Sur les conclusions tendant à l'application des articles L. 761-1 et R. 761-1 du code de justice administrative :
11. Dans les circonstances de l'espèce, il n'y a pas lieu de faire droit aux conclusions de Mme B épouse A et de la commune de Stains présentées sur le fondement des dispositions de l'article L. 761-1 du code de justice administrative.
12. Les parties n'établissent pas avoir engagé de dépens dans la présente instance. Dès lors, les conclusions présentées à ce titre par Mme B épouse A et la commune de Stains doivent être rejetées.
D E C I D E :
Article 1er : Il est déclaré que la proposition par la commune de Stains à Mme B épouse A d'un contrat public de " chargé(e) des financements externes ", catégorie B 13ème échelon indices brut 591 - majoré 498 avec une rémunération brute mensuelle de 3 577 euros assortie d'une prime annuelle de 1 480,30 euros bruts et d'une prime annuelle de service public de 350 euros bruts méconnaît les dispositions de l'article L. 1224-3 du code du travail.
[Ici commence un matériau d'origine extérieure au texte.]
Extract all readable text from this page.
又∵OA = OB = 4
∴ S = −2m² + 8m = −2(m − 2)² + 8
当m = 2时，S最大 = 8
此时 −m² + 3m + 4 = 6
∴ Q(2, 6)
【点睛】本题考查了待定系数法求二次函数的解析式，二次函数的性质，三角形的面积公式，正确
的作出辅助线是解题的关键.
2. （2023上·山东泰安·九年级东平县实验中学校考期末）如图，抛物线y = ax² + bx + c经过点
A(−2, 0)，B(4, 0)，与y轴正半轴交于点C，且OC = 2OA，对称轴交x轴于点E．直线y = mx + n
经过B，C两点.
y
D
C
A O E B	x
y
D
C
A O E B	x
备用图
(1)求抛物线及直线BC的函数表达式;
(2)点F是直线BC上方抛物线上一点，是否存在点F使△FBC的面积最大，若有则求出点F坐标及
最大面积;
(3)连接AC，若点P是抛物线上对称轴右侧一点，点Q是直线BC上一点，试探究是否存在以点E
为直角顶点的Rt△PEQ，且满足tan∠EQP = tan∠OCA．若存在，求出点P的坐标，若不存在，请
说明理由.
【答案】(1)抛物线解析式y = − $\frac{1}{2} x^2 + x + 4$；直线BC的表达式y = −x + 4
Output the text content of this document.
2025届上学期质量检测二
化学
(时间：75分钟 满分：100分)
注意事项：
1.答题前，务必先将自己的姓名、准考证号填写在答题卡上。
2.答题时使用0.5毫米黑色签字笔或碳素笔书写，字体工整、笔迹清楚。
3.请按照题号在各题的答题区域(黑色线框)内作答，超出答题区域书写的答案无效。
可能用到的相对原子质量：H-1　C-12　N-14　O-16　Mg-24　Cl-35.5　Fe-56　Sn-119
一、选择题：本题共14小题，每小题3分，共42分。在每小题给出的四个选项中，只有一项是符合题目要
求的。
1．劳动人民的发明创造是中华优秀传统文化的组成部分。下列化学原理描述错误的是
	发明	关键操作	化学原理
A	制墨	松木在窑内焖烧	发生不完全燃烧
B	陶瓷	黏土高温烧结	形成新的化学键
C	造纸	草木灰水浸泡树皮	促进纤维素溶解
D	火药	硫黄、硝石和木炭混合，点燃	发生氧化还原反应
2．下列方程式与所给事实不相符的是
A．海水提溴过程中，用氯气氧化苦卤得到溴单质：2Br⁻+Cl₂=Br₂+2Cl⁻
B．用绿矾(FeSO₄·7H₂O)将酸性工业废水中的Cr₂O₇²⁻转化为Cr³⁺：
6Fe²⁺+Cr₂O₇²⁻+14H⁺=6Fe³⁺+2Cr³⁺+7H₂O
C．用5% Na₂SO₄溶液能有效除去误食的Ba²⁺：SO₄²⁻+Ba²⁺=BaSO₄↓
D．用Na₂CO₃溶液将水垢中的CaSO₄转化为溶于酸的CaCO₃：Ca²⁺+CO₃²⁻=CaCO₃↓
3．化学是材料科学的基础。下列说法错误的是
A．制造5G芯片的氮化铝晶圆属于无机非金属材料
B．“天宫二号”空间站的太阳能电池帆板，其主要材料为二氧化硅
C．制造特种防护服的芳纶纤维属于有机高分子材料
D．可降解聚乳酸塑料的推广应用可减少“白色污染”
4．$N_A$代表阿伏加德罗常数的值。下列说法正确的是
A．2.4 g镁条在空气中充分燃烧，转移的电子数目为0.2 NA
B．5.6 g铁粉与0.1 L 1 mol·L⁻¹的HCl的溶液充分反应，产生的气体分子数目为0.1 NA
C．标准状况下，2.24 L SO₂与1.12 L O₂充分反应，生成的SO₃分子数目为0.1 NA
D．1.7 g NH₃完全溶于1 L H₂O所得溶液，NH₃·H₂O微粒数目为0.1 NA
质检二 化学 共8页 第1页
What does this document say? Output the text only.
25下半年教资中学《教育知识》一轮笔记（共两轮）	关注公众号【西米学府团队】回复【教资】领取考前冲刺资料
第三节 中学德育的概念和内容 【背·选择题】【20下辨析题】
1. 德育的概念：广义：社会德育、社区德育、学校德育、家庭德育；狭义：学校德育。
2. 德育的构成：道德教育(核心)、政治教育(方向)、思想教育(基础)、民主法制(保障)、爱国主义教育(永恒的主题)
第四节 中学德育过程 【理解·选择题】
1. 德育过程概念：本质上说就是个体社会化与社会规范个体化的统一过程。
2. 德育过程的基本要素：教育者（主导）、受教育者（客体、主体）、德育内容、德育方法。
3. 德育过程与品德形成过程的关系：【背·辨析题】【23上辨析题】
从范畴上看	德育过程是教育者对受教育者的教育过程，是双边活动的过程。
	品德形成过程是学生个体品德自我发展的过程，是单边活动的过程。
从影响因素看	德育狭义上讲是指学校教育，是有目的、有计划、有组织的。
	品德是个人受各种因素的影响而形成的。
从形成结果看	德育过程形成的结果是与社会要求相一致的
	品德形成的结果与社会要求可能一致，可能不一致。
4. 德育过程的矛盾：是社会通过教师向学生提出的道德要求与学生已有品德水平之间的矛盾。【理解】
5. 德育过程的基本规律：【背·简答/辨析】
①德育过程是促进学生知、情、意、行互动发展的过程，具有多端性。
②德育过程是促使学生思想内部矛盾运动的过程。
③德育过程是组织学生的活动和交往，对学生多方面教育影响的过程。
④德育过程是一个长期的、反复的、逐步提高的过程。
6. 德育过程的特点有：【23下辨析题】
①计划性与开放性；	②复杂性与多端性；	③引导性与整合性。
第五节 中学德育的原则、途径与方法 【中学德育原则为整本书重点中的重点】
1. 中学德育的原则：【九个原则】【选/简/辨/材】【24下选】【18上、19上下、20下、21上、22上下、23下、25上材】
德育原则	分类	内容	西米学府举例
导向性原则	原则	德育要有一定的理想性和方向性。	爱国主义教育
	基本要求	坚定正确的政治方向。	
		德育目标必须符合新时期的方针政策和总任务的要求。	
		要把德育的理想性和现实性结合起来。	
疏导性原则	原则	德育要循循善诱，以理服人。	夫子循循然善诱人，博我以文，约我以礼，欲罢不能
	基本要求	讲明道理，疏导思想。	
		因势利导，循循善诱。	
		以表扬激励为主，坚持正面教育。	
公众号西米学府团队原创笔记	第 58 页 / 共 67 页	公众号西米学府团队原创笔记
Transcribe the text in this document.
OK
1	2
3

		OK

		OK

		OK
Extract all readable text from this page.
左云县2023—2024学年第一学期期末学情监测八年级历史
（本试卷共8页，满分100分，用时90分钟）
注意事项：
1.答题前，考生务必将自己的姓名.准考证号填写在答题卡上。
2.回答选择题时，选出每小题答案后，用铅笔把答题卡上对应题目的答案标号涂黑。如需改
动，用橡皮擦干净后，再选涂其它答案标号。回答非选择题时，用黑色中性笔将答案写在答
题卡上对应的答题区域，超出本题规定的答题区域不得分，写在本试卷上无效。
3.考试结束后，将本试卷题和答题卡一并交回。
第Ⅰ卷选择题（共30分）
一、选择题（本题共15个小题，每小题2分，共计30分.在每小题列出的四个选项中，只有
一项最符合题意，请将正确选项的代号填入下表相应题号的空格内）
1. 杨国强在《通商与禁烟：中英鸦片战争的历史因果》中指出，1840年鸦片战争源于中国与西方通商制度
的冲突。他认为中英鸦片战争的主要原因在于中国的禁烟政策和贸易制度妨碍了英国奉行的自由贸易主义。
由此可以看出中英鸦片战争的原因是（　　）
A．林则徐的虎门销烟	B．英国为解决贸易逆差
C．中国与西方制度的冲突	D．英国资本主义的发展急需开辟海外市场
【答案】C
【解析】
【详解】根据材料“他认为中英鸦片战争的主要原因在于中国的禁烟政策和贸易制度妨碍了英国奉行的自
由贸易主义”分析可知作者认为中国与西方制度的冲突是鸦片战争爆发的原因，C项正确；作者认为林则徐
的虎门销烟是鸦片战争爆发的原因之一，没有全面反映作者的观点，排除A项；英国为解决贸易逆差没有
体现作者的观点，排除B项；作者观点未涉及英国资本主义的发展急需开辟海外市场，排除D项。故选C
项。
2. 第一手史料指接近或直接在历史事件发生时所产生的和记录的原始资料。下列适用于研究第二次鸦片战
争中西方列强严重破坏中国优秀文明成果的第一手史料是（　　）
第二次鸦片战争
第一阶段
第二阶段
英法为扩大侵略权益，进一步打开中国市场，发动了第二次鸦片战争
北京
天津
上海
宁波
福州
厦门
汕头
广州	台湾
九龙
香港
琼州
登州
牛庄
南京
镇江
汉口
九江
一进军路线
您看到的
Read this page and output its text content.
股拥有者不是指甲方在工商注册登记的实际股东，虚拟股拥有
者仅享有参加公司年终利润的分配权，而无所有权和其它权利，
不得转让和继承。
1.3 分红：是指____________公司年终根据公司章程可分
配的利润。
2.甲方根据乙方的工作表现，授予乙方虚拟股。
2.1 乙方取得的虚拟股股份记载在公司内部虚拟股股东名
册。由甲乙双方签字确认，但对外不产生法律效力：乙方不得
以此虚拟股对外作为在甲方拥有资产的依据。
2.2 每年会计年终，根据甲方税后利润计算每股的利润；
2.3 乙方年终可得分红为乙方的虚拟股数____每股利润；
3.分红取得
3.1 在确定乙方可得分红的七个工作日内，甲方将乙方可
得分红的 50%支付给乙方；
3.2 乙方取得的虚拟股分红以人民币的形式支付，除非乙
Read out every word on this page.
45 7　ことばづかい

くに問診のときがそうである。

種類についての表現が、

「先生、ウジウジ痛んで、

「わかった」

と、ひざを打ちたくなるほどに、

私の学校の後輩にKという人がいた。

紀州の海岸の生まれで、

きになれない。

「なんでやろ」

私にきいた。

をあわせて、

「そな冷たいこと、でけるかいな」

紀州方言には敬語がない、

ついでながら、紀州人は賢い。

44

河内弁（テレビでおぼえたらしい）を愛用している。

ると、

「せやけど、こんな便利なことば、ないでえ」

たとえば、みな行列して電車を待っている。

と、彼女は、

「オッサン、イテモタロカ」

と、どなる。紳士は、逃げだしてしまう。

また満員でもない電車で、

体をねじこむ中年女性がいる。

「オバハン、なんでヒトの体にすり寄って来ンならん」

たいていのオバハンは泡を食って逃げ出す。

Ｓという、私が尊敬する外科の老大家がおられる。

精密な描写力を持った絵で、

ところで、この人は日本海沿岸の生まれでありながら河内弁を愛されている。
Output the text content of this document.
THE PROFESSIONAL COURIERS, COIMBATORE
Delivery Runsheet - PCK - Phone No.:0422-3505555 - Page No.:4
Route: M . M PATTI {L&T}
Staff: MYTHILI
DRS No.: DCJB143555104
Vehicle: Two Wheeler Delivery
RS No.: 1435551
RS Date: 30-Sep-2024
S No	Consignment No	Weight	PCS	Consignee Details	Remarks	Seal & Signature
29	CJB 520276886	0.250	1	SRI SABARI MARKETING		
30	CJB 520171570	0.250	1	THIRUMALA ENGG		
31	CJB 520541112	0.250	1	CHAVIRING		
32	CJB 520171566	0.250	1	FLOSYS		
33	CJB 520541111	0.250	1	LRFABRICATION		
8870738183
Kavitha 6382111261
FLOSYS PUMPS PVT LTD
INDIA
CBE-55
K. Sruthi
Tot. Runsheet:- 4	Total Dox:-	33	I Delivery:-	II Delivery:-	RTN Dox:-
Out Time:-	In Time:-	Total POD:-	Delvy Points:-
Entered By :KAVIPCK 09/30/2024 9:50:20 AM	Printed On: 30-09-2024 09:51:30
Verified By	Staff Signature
Article 2 : Les conclusions présentées par Mme B épouse A et la commune de Stains au titre des articles L. 761-1 et R. 761-1 du code de justice administrative sont rejetées.
Article 3 : Le présent jugement sera notifié au conseil de prud'hommes de Bobigny, à Mme C B épouse A et à la commune de Stains.
Délibéré après l'audience du 17 décembre 2024, à laquelle siégeaient :
Mme Deniel, présidente,
Mme Bazin, conseillère,
Mme Biscarel, conseillère.
Rendu public par mise à disposition au greffe le 9 janvier 2025.
La rapporteure,La présidente,Mme BazinMme DenielLa greffière,Mme D
La République mande et ordonne au préfet de la Seine-Saint-Denis en ce qui le concerne, et à tous commissaire de justice à ce requis en ce qui concerne les voies de droit commun contre les parties privées, de pourvoir à l'exécution de la présente décision.